We can use Table.compute() to apply the quantize to generate a rounded column from an existing one:

from decimal import Decimal

number_type = agate.Number()

def round_price(row):
    return row['price'].quantize(Decimal('0.01'))

new_table = table.compute([
    ('price_rounded', Formula(number_type, round_price))
])

To round to one decimal place you would simply change 0.01 to 0.1.

Difference between dates

Calculating the difference between dates (or dates and times) works exactly the same as it does for numbers:

new_table = table.compute([
    ('age_at_death', Change('born', 'died'))
])

Levenshtein edit distance

The Levenshtein edit distance is a common measure of string similarity. It can be used, for instance, to check for typos between manually-entered names and a version that is known to be spelled correctly.

Implementing Levenshtein requires writing a custom Computation. To save ourselves building the whole thing from scratch, we will lean on the python-Levenshtein library for the actual algorithm.

import agate
from Levenshtein import distance
import six

class LevenshteinDistance(agate.Computation):
    """
    Computes Levenshtein edit distance between the column and a given string.
    """
    def __init__(self, column_name, compare_string):
        self._column_name = column_name
        self._compare_string = compare_string

        super(LevenshteinDistance, self).__init__()

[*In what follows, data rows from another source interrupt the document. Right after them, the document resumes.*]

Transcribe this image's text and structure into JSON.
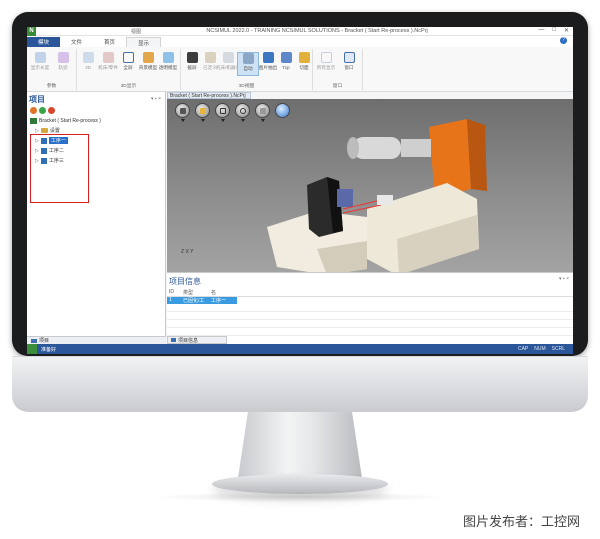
{
  "window": {
    "title": "NCSIMUL 2022.0 - TRAINING NCSIMUL SOLUTIONS - Bracket ( Start Re-process ).NcPrj",
    "context_tab": "视图",
    "icon_letter": "N",
    "controls": [
      "—",
      "□",
      "✕"
    ]
  },
  "ribbon": {
    "tabs": [
      "模块",
      "文件",
      "首页",
      "显示"
    ],
    "help": "?",
    "groups": [
      {
        "name": "参数",
        "buttons": [
          "显示长度",
          "轨迹"
        ]
      },
      {
        "name": "3D显示",
        "buttons": [
          "3D",
          "机床/零件",
          "全屏",
          "背景模型",
          "透明模型"
        ]
      },
      {
        "name": "3D视图",
        "buttons": [
          "截屏",
          "已定义",
          "机床/机器头",
          "自动",
          "图片抽出",
          "Tcp",
          "切面"
        ]
      },
      {
        "name": "窗口",
        "buttons": [
          "所有显示",
          "窗口"
        ]
      }
    ]
  },
  "project_panel": {
    "title": "项目",
    "controls": "▾ ▪ ×",
    "root": "Bracket ( Start Re-process )",
    "items": [
      {
        "label": "设置",
        "type": "folder"
      },
      {
        "label": "工序一",
        "type": "operation",
        "selected": true
      },
      {
        "label": "工序二",
        "type": "operation",
        "selected": false
      },
      {
        "label": "工序三",
        "type": "operation",
        "selected": false
      }
    ],
    "bottom_tab": "项目"
  },
  "viewport": {
    "doc_tab": "Bracket ( Start Re-process ).NcPrj",
    "axis_label": "Z X Y"
  },
  "info_panel": {
    "title": "项目信息",
    "controls": "▾ ▪ ×",
    "columns": [
      "ID",
      "类型",
      "名"
    ],
    "row": [
      "1",
      "已固化/工",
      "工序一"
    ],
    "bottom_tab": "项目信息"
  },
  "status_bar": {
    "left": "准备好",
    "right": [
      "CAP",
      "NUM",
      "SCRL"
    ]
  },
  "credit": "图片发布者：工控网",
  "colors": {
    "accent": "#2b579a",
    "highlight": "#d92020",
    "machine_orange": "#e8741a"
  }
}
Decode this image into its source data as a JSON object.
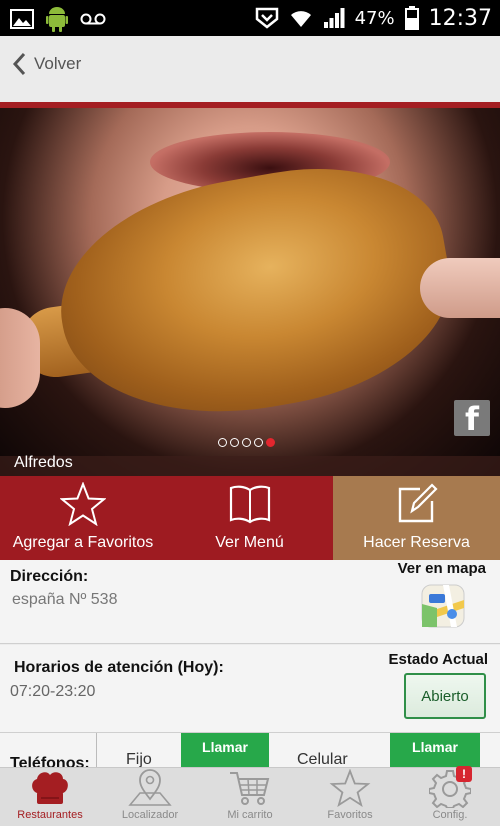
{
  "status_bar": {
    "battery_pct": "47%",
    "time": "12:37"
  },
  "topbar": {
    "back_label": "Volver"
  },
  "hero": {
    "restaurant_name": "Alfredos",
    "slide_count": 5,
    "active_slide": 5
  },
  "actions": [
    {
      "label": "Agregar a Favoritos",
      "icon": "star-icon",
      "color": "#9e1b21"
    },
    {
      "label": "Ver Menú",
      "icon": "book-icon",
      "color": "#9e1b21"
    },
    {
      "label": "Hacer Reserva",
      "icon": "edit-icon",
      "color": "#a77a4f"
    }
  ],
  "address": {
    "title": "Dirección:",
    "value": "españa Nº 538",
    "map_title": "Ver en mapa"
  },
  "hours": {
    "title": "Horarios de atención (Hoy):",
    "value": "07:20-23:20",
    "state_title": "Estado Actual",
    "state_value": "Abierto"
  },
  "phones": {
    "label": "Teléfonos:",
    "fixed_label": "Fijo",
    "mobile_label": "Celular",
    "call_label": "Llamar"
  },
  "bottom_nav": [
    {
      "label": "Restaurantes",
      "icon": "chef-hat-icon",
      "active": true
    },
    {
      "label": "Localizador",
      "icon": "map-pin-icon",
      "active": false
    },
    {
      "label": "Mi carrito",
      "icon": "cart-icon",
      "active": false
    },
    {
      "label": "Favoritos",
      "icon": "star-icon",
      "active": false
    },
    {
      "label": "Config.",
      "icon": "gear-icon",
      "active": false,
      "badge": "!"
    }
  ],
  "colors": {
    "brand_red": "#a41e22",
    "action_brown": "#a77a4f",
    "call_green": "#27a84a"
  }
}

    def get_computed_column_type(self, table):
        """
        The return value is a numerical distance.
        """
        return agate.Number()

    def _prepare(self, table):
        """
        Verify the column is text.
        """
        column = table.columns[self._column_name]

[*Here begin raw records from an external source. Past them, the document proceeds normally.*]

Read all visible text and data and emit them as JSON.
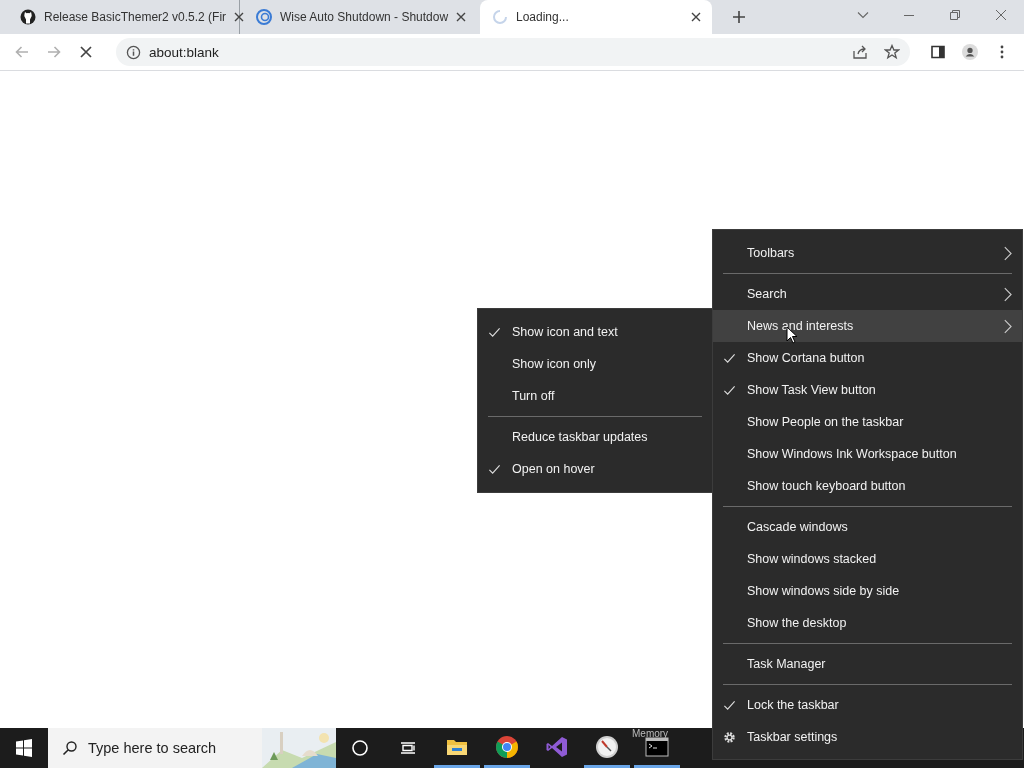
{
  "browser": {
    "tabs": [
      {
        "title": "Release BasicThemer2 v0.5.2 (Fir",
        "selected": false,
        "loading": false
      },
      {
        "title": "Wise Auto Shutdown - Shutdow",
        "selected": false,
        "loading": false
      },
      {
        "title": "Loading...",
        "selected": true,
        "loading": true
      }
    ],
    "address": "about:blank",
    "page_loading": true
  },
  "submenu": {
    "items": [
      {
        "kind": "item",
        "label": "Show icon and text",
        "checked": true
      },
      {
        "kind": "item",
        "label": "Show icon only",
        "checked": false
      },
      {
        "kind": "item",
        "label": "Turn off",
        "checked": false
      },
      {
        "kind": "separator"
      },
      {
        "kind": "item",
        "label": "Reduce taskbar updates",
        "checked": false
      },
      {
        "kind": "item",
        "label": "Open on hover",
        "checked": true
      }
    ]
  },
  "context_menu": {
    "items": [
      {
        "kind": "item",
        "label": "Toolbars",
        "checked": false,
        "submenu": true,
        "selected": false
      },
      {
        "kind": "separator"
      },
      {
        "kind": "item",
        "label": "Search",
        "checked": false,
        "submenu": true,
        "selected": false
      },
      {
        "kind": "item",
        "label": "News and interests",
        "checked": false,
        "submenu": true,
        "selected": true
      },
      {
        "kind": "item",
        "label": "Show Cortana button",
        "checked": true,
        "submenu": false,
        "selected": false
      },
      {
        "kind": "item",
        "label": "Show Task View button",
        "checked": true,
        "submenu": false,
        "selected": false
      },
      {
        "kind": "item",
        "label": "Show People on the taskbar",
        "checked": false,
        "submenu": false,
        "selected": false
      },
      {
        "kind": "item",
        "label": "Show Windows Ink Workspace button",
        "checked": false,
        "submenu": false,
        "selected": false
      },
      {
        "kind": "item",
        "label": "Show touch keyboard button",
        "checked": false,
        "submenu": false,
        "selected": false
      },
      {
        "kind": "separator"
      },
      {
        "kind": "item",
        "label": "Cascade windows",
        "checked": false,
        "submenu": false,
        "selected": false
      },
      {
        "kind": "item",
        "label": "Show windows stacked",
        "checked": false,
        "submenu": false,
        "selected": false
      },
      {
        "kind": "item",
        "label": "Show windows side by side",
        "checked": false,
        "submenu": false,
        "selected": false
      },
      {
        "kind": "item",
        "label": "Show the desktop",
        "checked": false,
        "submenu": false,
        "selected": false
      },
      {
        "kind": "separator"
      },
      {
        "kind": "item",
        "label": "Task Manager",
        "checked": false,
        "submenu": false,
        "selected": false
      },
      {
        "kind": "separator"
      },
      {
        "kind": "item",
        "label": "Lock the taskbar",
        "checked": true,
        "submenu": false,
        "selected": false
      },
      {
        "kind": "gear-item",
        "label": "Taskbar settings",
        "submenu": false,
        "selected": false
      }
    ]
  },
  "taskbar": {
    "search_placeholder": "Type here to search",
    "thumbnail_text": "Memory",
    "apps": [
      {
        "kind": "folder",
        "running": true
      },
      {
        "kind": "browser",
        "running": true
      },
      {
        "kind": "studio",
        "running": false
      },
      {
        "kind": "dial",
        "running": true
      },
      {
        "kind": "terminal",
        "running": true
      }
    ]
  }
}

        if not isinstance(column.data_type, agate.Text):
            raise agate.DataTypeError('Can only be applied to Text data.')

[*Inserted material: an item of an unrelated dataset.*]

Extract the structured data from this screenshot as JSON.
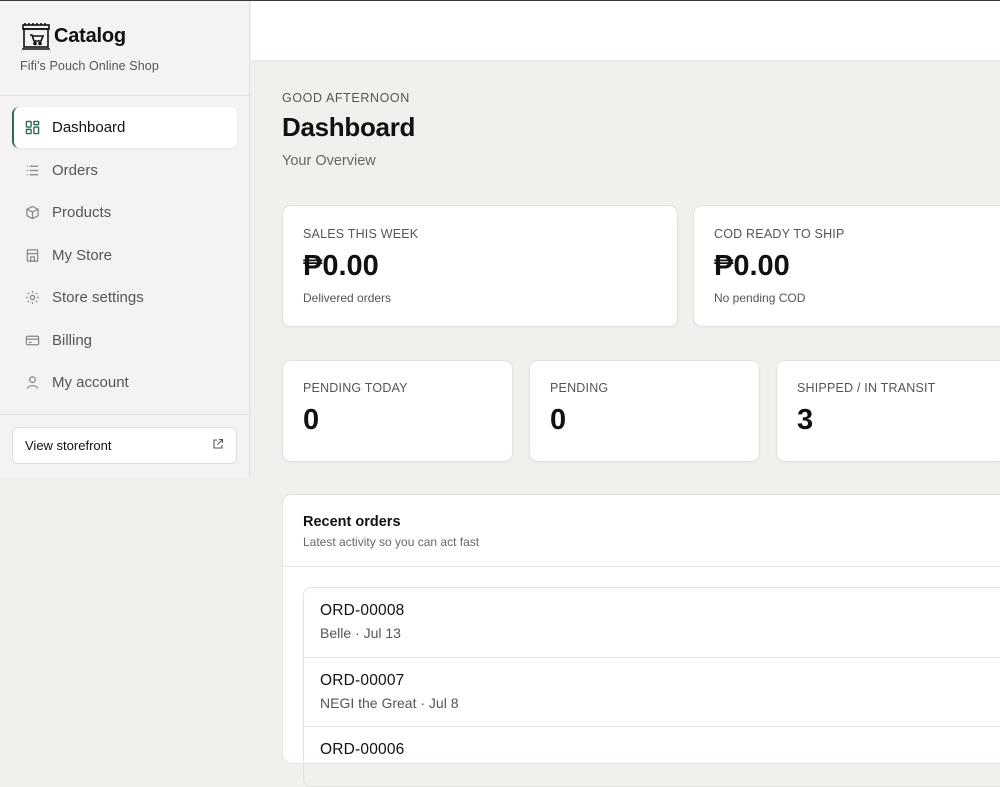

        super(LevenshteinDistance, self)._prepare(table)

    def run(self, row):
        """
        Find the distance, returning null when the input column was null.
        """
        super(LevenshteinDistance, self).run(row)

        val = row[self._column_name]

        if val is None:
            return None

        return distance(val, self._compare_string)

This code can now be applied to any Table just as any other Computation would be:

new_table = table.compute([
    ('distance', LevenshteinDistance('column_name', 'string to compare'))
])

The resulting column will contain an integer measuring the edit distance between the value in the column and the comparison string.

USA Today Diversity Index

The USA Today Diversity Index is a widely cited method for evaluating the racial diversity of a given area. Using a custom Computation makes it simple to calculate.

Assuming that your data has a column for the total population, another for the population of each race and a final column for the hispanic population, you can implement the diversity index like this:

class USATodayDiversityIndex(agate.Computation):
    def get_computed_column_type(self, table):
        return agate.Number()

    def run(self, row):
        super(USATodayDiversityIndex, self).run(row)

        race_squares = 0

        for race in ['white', 'black', 'asian', 'american_indian', 'pacific_islander']:
            race_squares += (row[race] / row['population']) ** 2

        hispanic_squares = (row['hispanic'] / row['population']) ** 2
        hispanic_squares += (1 - (row['hispanic'] / row['population'])) ** 2

        return (1 - (race_squares * hispanic_squares)) * 100

We apply the diversity index like any other computation:

with_index = table.compute([
    ('diversity_index', USATodayDiversityIndex())
])